Friday, February 29, 2008

Glories of Memoir Writing

Last weekend in LAT book review section, Susan Salter Reynolds reviewed three books in short paragraphs, each stimulating my brain in different ways around the theme of memoirs. The first review was of Natalie Goldberg’s Old Friend from Far Away. From her book, the reviewer selected this line, “Writing is the act of reaching across the abyss of isolation to share and reflect.” Goldberg is not talking to me about where I am, but instead inspiring me to try to go where she is.

In the next section the review of Sven Birkerts’ book, The Art of Time in Memoir, shows him excoriating the navel-gazing of memoirists. He apparently feels that only the reflective insight, revealing “what Henry James called ‘the figure in the carpet’”, sets memoir above talk show chatter. I hate to be harangued and probably will not read this book, but Reynolds’ image from James is memorable and will stick in my mind. It’s so easy to walk over a carpet, even for years, without seeing the pattern. But if you describe the room for someone else, you look more carefully and it jumps out into view. How many times I’ve seen the pattern of what happened to me only when writing about it for the second or third time!

The final review was of Julia Cameron’s The Writing Diet. I wish that review matched my experience! It said creativity, as well as falling in love, takes the appetite for food away. Not so for everyone, more’s the pity.

Thursday, February 21, 2008

Cold Rain in California

My students from Portland feel happy and at home right now; we’re having a bout of cold rain. It brings back a time when I came out to California for a meeting at Asilomar, in Pacific Grove, near Monterey. The meeting was held in April. It was snowy back East, and all of us going to the meeting were envisioning sunny California. Today the bicycle race, The Tour of California, just raced down the coast from Seaside (Monterey) through Big Sur to San Luis Obispo. It’s some of the most beautiful coastline in the world on a sunny day. But they had the same storm we’re having, and many riders got hypothermia and had to quit the stage race today. Not sunny California after all, sullen gray-green water, curling with dirty white foam, streaming headwinds, cold water. I wonder how rain has affected each of us, how it has shaped our feelings about West Coast living. Do you revel in it because we have so little weather? Do you hate it and get hypothermia of the spirit?

Wednesday, February 20, 2008

Looking at Rocks for Inspiration

We have wonderful rocks in California, and they’re more visible than in other parts of the country, particularly in the desert. I remember watching students climb a huge rounded rock at Joshua Tree National Park. The rock was the size of a two story building. It looked smooth from afar, but up close it was covered with irregularities, bumps, depressions, crumbly places, and crystal outcroppings. The students held onto and to stepped on these irregularities as they scrambled to the top. I remember how the seven students looked on top of that rock. Viewing them from some 100 feet away, it was hard to imagine that they’d climbed rather than being dropped from a helicopter MASH-style.

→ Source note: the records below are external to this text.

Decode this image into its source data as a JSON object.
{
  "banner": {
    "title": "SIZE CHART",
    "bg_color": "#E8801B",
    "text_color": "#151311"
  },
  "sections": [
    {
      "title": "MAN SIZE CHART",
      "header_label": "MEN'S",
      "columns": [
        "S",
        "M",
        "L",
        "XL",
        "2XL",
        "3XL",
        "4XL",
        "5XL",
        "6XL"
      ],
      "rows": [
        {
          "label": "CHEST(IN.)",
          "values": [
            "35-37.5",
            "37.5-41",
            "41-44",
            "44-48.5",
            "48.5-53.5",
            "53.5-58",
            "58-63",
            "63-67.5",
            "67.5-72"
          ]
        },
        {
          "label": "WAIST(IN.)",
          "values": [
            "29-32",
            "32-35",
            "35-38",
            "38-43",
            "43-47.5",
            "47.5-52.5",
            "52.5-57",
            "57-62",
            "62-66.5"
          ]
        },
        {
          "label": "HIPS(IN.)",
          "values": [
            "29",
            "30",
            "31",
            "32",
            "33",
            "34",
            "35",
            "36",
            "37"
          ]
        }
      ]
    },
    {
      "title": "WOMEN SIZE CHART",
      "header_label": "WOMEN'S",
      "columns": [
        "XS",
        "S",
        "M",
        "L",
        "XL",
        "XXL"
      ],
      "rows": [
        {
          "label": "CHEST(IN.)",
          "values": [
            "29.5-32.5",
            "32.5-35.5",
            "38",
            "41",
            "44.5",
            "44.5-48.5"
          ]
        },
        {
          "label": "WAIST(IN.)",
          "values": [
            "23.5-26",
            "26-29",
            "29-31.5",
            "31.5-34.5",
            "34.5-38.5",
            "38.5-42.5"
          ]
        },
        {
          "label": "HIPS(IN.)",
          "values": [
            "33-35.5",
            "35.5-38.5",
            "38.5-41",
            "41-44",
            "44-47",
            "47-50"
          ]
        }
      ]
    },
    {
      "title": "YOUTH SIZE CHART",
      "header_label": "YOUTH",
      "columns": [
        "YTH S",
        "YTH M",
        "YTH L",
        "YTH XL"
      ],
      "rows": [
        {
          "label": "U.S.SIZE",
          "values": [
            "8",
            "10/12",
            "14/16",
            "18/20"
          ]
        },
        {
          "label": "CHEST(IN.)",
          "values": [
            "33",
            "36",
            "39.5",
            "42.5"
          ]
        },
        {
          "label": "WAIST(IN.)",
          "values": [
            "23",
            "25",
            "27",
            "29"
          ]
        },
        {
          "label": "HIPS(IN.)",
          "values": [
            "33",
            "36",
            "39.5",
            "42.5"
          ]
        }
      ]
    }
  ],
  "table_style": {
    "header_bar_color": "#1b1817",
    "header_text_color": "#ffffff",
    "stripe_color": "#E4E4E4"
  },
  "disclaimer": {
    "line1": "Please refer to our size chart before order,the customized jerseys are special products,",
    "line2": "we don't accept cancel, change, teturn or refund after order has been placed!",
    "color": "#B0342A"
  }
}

It seems to me that the rock is a symbol of writing. It looks like a miracle, but if you begin the task, the close-up is much easier than the distant view. One sentence at a time, one step at a time. Exceptions and irregularities provide openings to progress. The story comes alive and the climber rises to the top.

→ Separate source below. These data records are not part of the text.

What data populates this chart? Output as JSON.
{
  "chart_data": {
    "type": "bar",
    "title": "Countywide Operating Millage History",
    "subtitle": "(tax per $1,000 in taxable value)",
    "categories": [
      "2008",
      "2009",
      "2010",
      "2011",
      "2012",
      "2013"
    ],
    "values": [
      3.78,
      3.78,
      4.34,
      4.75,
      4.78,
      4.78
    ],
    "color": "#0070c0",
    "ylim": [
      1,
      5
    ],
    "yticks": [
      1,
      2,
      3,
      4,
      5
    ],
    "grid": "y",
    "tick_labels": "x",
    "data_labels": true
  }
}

Saturday, February 16, 2008

The perfection of eggs

I haven’t bought eggs for over a year, but I bought some this morning. I took one out of the container and looked at it. The shape was so round, so smooth. The surface was delicate, white, not the least bit irregular. There’s not much we encounter in the natural world that’s as perfectly shaped as an egg. I recall reading a story about Michelangelo’s egg. A girl interested in art was trying to reproduce a feat she claimed Michelangelo could do; drawing an egg perfectly without lifting the pencil. It’s surprisingly hard, I remember trying a number of times during the month after I read the story. Think about perfection: where in your life do you encounter it?